Internal Revenue Bulletin: 2004-31
August 2, 2004
Corporate reorganizations; exchange of debt instruments. This ruling discusses the exchange of a debt security for a debt instrument in a reorganization.
Under the circumstances described below, whether a debt instrument issued by the acquiring corporation in a reorganization in exchange for a security of the target corporation is a security within the meaning of § 354 of the Internal Revenue Code.
On January 1, 2004, Target Corporation issues debt instruments with a stated maturity date of January 1, 2016. On the issue date, the debt instruments provide for a market rate of interest and are securities within the meaning of § 354. Target Corporation has outstanding one class of common stock. On January 1, 2014, pursuant to state law, Target Corporation merges into Acquiring Corporation in a transaction that qualifies as a reorganization under § 368(a)(1)(A). In the merger, the Target Corporation stockholders exchange their Target Corporation common stock for Acquiring Corporation common stock. Also in the merger, the Target Corporation security holders exchange their Target Corporation securities for Acquiring Corporation debt instruments with terms identical to those of the Target Corporation securities (including the maturity date), except that the interest rate is changed (for example, to reflect differences in creditworthiness between Target Corporation and Acquiring Corporation). The modification of the interest rate is a significant modification under § 1.1001-3 of the Income Tax Regulations.
Section 368(a)(1)(A) provides, in part, that the term “reorganization” includes a statutory merger. Section 368(b) provides that the term “party to a reorganization” includes a corporation resulting from a reorganization and both corporations, in the case of a reorganization resulting from the acquisition by one corporation of stock or properties of another corporation.
Section 354(a)(1) provides, in part, that no gain or loss shall be recognized if securities in a corporation that is a party to a reorganization are, in pursuance of the plan of reorganization, exchanged solely for securities in such corporation or in another corporation that is a party to the reorganization.
Section 1.368-1(b) sets forth the general rule that, upon an exchange, gain or loss must be recognized if the new property differs materially in kind or extent from the old property.

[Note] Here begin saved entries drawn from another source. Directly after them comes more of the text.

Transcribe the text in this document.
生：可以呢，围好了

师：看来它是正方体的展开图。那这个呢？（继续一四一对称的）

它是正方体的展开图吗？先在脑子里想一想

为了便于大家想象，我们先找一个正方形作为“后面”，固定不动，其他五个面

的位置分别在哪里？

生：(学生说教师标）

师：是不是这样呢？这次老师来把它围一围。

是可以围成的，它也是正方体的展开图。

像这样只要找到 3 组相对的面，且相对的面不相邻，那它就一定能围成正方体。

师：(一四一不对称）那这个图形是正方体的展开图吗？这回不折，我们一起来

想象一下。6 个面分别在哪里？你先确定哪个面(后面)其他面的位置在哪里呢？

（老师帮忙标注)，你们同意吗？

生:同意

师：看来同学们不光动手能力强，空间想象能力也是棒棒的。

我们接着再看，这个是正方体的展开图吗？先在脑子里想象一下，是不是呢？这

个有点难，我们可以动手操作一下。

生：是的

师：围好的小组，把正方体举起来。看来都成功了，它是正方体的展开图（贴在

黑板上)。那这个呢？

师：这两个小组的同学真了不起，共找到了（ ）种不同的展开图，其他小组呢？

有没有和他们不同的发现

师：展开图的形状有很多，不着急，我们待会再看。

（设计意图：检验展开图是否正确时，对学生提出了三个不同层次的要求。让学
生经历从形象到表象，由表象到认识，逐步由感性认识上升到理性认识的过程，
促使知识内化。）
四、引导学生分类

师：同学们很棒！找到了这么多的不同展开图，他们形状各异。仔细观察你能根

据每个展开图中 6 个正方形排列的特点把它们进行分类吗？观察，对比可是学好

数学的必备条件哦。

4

The regulation then explains that the purpose of the reorganization provisions is to except from the general rule certain exchanges incident to readjustments of corporate structures that are required by business exigencies and that effect only a readjustment of continuing interests in property under modified corporate forms. Congress has recognized that when a taxpayer receives stock or securities in exchange for stock or securities owned by the taxpayer incident to a readjustment of a corporate structure, the new stock or securities are treated as taking the place of the stock or securities exchanged therefor. See H.R. Rep. No. 704, at 13-14 (1933).
Neither § 354 nor the regulations under § 354 define the term “securities.” Under case law, an instrument with a term of less than five years generally is not a security. See, e.g., Pinellas Ice & Cold Storage Co. v. Commissioner, 287 U.S. 462 (1933) (holding that short-term notes payable within four months were not securities within the meaning of the reorganization provisions); Lloyd-Smith v. Commissioner, 116 F.2d 642 (2d Cir.), cert. denied, 313 U.S. 588 (1941) (holding that two-year notes were not securities); Neville Coke & Chemical Co., 148 F.2d 599 (3d Cir.), cert. denied, 326 U.S. 726 (1945) (holding that three, four, and five-year notes were not securities).
Under the foregoing authorities, an instrument with a term of two years generally would not qualify as a security. However, because the debt instruments of the Acquiring Corporation are issued in the reorganization in exchange for securities of the Target Corporation and bear the same terms (other than interest rate) as the securities of the Target Corporation, the debt instruments of the Acquiring Corporation represent a continuation of the security holder’s investment in the Target Corporation in substantially the same form. Therefore, the debt instruments of the Acquiring Corporation exchanged for the securities of the Target Corporation are securities within the meaning of § 354.
Under the circumstances described above, a debt instrument issued by the acquiring corporation in a reorganization in exchange for a security of the target corporation is a security within the meaning of § 354.